63. The Blind Assassin - Margaret Atwood

After a long absence, I am back, ready to add a few more reviews to this project! I started with a book that I have long admired the cover of in libraries. It seemed so full of promise, but I must say, I left feeling disappointed.

Image result for the blind assassin

My overall impression after reading this book was one of tarnish - a kind of dingy grubbiness. A feeling that nothing would ever shine out, bright and true and beautiful, because everything is seen through a lens of inevitable loss and disappointment.
I've looked back over what I've set down so far, and it seems inadequate. Perhaps there is too much frivolity in it, or too many things that might be taken for frivolity. A lot of clothes, the styles and colours outmoded now, shed butterflies' wings. A lot of dinners, not always very good ones. Breakfasts, picnics, ocean voyages, costume balls, newspapers, boating on the river. Such items do not assort very well with tragedy. But in life, a tragedy is not one long scream. It includes everything that led up to it. Hour after trivial hour, day after day, year after year, and then the sudden moment: the knife stab, the shell-burst, the plummet of a car from a bridge.
The novel begins with the death of Laura, the narrator's sister, in the car crash mentioned above, and is told by the narrator towards the very end of her much longer life as she looks back and remembers the details leading up to the great tragedies in her life.
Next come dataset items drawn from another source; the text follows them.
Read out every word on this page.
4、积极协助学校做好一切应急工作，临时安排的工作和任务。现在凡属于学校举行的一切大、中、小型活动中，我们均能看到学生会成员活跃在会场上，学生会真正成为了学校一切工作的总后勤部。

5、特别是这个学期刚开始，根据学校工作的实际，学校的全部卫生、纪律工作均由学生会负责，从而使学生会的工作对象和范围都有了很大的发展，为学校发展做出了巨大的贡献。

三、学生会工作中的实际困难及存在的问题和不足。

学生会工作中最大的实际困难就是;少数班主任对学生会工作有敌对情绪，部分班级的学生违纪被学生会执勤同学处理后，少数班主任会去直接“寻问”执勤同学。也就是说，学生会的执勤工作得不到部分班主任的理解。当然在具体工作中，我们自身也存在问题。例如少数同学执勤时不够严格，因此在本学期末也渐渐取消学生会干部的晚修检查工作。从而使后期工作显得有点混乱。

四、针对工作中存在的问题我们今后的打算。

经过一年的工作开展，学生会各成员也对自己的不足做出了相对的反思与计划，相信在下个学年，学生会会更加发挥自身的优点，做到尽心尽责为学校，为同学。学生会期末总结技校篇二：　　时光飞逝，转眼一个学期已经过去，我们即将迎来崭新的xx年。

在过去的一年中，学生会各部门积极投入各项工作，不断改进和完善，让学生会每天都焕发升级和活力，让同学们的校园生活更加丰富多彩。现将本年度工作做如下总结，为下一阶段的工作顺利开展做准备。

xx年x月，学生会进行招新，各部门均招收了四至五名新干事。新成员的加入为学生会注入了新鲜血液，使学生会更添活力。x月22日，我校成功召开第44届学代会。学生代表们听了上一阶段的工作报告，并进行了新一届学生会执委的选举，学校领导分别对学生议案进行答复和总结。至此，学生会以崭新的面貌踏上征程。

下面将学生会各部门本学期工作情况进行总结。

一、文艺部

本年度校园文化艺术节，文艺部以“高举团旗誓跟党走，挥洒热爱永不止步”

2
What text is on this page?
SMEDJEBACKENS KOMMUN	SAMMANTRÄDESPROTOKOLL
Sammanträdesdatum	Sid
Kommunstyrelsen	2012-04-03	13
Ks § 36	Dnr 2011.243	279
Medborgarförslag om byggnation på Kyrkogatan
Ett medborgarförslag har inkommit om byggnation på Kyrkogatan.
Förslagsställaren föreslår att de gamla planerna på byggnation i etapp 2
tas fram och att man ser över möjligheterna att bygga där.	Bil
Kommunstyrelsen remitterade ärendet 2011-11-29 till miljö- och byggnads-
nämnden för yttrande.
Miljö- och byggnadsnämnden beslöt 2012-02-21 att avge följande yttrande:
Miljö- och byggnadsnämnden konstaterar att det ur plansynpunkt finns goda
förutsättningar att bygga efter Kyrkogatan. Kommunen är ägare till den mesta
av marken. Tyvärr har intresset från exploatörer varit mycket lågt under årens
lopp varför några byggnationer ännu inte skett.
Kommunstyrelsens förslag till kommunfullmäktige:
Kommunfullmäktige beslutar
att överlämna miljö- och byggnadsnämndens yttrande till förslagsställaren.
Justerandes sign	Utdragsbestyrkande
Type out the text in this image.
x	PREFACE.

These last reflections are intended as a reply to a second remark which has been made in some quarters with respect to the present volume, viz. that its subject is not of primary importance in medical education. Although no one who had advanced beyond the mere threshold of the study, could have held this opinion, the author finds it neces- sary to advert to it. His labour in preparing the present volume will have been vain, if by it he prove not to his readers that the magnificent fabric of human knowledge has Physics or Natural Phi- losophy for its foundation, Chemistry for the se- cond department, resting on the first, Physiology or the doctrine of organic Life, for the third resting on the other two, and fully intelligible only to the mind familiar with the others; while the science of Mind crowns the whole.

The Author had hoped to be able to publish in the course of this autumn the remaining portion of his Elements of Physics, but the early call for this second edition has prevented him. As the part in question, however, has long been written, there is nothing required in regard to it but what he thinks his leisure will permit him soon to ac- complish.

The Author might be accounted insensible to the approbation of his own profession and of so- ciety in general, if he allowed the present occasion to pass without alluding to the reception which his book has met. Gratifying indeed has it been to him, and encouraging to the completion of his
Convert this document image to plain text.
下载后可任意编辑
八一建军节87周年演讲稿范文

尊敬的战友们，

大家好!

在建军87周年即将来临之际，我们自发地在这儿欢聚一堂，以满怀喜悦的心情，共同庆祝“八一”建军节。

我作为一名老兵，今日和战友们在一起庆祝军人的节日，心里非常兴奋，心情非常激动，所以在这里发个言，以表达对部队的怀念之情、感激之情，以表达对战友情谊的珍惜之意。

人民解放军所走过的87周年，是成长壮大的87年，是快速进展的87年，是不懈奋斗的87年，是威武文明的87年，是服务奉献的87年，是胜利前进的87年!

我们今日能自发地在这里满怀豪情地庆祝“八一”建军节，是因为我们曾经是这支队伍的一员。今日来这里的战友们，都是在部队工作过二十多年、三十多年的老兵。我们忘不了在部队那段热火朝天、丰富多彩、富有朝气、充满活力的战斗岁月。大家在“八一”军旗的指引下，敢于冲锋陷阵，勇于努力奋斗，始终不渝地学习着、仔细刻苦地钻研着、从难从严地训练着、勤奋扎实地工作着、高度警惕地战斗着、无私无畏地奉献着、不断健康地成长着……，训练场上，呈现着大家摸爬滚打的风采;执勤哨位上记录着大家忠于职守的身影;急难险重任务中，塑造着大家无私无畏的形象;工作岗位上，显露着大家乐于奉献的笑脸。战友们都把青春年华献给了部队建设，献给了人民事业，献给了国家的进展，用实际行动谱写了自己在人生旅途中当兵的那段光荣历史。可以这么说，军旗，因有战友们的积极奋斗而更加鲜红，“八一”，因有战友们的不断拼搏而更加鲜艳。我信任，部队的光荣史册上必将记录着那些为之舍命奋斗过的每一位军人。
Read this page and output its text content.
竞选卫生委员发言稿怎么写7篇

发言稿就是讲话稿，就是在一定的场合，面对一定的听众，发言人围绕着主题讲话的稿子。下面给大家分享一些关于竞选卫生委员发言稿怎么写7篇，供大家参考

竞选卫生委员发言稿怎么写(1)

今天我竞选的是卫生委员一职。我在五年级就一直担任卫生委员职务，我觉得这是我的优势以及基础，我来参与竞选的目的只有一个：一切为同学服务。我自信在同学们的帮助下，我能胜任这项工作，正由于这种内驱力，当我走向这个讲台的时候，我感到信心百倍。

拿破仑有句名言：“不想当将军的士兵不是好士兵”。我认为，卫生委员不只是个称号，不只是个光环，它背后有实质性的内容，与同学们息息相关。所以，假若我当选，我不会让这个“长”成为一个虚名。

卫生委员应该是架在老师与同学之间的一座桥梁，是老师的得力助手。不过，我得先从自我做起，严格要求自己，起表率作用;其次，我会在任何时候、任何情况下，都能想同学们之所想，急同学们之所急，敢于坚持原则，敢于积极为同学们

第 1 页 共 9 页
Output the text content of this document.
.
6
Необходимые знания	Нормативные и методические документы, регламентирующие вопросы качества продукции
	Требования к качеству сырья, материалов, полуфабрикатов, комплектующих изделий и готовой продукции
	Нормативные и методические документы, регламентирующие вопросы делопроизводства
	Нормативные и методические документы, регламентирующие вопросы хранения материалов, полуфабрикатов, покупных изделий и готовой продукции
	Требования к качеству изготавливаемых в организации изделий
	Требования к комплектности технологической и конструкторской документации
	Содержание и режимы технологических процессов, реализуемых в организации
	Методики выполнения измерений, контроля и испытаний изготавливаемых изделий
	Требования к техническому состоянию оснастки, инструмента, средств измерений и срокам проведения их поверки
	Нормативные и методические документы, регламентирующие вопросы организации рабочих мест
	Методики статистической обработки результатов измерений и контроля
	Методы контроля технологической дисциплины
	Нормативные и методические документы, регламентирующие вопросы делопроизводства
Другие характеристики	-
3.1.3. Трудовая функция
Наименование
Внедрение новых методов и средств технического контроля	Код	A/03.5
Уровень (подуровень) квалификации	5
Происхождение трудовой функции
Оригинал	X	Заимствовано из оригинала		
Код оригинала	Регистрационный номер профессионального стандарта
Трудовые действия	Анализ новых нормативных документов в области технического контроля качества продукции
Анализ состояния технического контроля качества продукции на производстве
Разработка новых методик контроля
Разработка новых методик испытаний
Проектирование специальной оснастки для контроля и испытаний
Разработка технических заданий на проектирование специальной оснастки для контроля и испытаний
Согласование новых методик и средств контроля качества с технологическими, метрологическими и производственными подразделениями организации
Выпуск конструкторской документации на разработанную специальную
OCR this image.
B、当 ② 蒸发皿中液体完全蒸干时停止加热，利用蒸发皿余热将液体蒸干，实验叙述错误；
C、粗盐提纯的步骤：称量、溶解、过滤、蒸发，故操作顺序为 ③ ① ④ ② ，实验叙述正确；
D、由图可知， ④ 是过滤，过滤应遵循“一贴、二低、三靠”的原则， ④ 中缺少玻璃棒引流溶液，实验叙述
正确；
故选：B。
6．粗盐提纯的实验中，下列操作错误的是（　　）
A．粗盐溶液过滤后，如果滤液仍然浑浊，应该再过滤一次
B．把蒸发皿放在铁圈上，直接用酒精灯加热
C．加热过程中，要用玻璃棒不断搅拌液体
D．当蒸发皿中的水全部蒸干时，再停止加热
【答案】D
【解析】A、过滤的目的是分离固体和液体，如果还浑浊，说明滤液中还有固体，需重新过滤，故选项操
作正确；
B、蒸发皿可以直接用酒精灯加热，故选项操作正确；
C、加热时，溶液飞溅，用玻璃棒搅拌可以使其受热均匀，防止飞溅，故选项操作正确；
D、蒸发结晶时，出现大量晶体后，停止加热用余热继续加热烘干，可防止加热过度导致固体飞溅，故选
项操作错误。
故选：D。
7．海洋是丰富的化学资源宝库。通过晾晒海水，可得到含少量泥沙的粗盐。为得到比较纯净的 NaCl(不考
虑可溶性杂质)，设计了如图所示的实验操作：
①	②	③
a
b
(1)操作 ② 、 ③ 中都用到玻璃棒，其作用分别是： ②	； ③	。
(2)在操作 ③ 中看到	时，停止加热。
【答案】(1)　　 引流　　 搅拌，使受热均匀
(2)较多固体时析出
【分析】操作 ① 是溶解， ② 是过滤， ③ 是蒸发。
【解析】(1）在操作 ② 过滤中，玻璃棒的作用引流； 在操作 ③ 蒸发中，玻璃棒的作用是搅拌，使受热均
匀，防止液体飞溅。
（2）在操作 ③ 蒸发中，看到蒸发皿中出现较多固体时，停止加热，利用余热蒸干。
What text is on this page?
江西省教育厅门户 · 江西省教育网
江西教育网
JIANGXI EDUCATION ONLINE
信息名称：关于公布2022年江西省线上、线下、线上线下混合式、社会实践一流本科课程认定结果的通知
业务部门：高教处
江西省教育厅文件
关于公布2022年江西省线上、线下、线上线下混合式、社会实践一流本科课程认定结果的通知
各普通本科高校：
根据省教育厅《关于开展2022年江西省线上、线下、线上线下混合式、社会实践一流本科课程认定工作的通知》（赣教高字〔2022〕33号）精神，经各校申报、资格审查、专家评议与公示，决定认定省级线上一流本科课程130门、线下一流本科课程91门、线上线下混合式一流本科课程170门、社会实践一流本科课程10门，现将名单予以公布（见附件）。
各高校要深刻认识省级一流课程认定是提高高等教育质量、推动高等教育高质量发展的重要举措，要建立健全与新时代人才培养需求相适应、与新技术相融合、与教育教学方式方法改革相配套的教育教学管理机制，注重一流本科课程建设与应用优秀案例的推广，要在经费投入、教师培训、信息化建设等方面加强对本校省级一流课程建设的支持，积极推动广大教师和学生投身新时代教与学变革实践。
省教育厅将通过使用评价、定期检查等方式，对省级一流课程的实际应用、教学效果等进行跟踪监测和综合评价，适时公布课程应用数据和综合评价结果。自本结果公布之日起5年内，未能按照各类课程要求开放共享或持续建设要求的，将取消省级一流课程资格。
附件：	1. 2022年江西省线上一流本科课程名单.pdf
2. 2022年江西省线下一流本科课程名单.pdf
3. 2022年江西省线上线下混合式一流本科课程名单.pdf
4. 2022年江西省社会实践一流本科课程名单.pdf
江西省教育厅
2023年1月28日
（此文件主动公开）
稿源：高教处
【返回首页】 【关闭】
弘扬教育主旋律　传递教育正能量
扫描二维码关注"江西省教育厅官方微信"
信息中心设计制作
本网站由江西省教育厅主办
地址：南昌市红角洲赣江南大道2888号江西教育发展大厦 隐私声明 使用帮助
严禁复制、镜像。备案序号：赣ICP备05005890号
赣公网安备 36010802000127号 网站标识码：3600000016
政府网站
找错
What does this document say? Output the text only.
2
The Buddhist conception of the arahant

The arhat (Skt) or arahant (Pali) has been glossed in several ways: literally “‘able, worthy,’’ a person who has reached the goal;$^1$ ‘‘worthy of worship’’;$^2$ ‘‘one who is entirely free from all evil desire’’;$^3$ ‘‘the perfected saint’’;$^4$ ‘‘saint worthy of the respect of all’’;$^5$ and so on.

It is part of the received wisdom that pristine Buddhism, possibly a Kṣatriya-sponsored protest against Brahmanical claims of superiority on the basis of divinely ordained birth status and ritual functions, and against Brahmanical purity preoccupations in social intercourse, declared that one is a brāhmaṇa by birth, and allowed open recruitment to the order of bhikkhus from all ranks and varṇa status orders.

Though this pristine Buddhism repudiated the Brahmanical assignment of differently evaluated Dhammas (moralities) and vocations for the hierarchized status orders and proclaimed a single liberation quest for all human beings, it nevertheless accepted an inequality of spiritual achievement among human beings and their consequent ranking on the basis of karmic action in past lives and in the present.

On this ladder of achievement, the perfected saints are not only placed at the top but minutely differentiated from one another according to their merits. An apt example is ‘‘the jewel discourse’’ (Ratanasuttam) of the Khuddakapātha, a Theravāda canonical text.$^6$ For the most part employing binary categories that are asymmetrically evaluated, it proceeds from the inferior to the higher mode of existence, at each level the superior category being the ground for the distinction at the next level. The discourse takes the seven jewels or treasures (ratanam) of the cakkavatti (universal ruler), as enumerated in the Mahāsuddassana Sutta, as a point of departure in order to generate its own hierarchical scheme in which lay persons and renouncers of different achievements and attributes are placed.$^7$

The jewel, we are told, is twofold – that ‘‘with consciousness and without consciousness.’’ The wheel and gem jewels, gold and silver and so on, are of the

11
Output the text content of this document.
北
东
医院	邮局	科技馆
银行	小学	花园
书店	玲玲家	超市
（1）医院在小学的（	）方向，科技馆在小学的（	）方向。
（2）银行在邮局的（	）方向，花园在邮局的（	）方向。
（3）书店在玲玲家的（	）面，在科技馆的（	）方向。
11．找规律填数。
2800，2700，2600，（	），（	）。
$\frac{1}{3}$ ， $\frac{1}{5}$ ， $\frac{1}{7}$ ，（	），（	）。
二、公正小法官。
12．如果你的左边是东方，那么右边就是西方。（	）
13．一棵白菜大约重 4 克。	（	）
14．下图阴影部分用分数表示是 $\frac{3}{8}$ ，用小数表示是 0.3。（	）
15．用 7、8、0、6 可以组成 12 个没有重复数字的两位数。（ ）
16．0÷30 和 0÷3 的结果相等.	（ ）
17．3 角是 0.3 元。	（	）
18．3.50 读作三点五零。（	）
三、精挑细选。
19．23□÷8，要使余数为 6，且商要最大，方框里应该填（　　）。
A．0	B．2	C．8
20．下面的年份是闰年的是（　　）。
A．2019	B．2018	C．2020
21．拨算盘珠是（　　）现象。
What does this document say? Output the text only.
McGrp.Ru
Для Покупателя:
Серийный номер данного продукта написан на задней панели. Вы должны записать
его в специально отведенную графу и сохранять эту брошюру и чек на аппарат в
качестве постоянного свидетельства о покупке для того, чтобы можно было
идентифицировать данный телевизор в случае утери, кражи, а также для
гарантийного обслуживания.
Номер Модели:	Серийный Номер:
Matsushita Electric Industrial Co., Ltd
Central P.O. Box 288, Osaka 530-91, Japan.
I did become quite fond of Iris as a narrator, and the story held my attention, but in many ways I couldn't wait for it to be over so I could move onto something less... wearisomely sepia, less wrapped up in the sense of decay. The story line is very clever, in its interweaving of narratives within narratives, and the ending is at the same time surprising and not surprising at all - kind of glimpsed through a dreary veil - the combined effect of the rheum of old age and the smudged deception of unrealised dreams.
I wonder which is preferable - to walk around all your life swollen up with your own secrets until you burst from the pressure of them, or to have them sucked out of you, every paragraph, every sentence, every word of them, so at the end you're depleted of all that was once as precious to you as hoarded gold, as close to you as your skin - everything that was of the deepest importance to you, everything that made you cringe and wish to conceal, everything that belonged to you alone - and must spend the rest of your days like an empty sack flapping in the wind, an empty sack branded with a bright flourescent label, so that everyone will know what sort of secrets used to be inside you.
It was a relatively easy read and I am not sorry that I read it - but I won't be reaching for it again.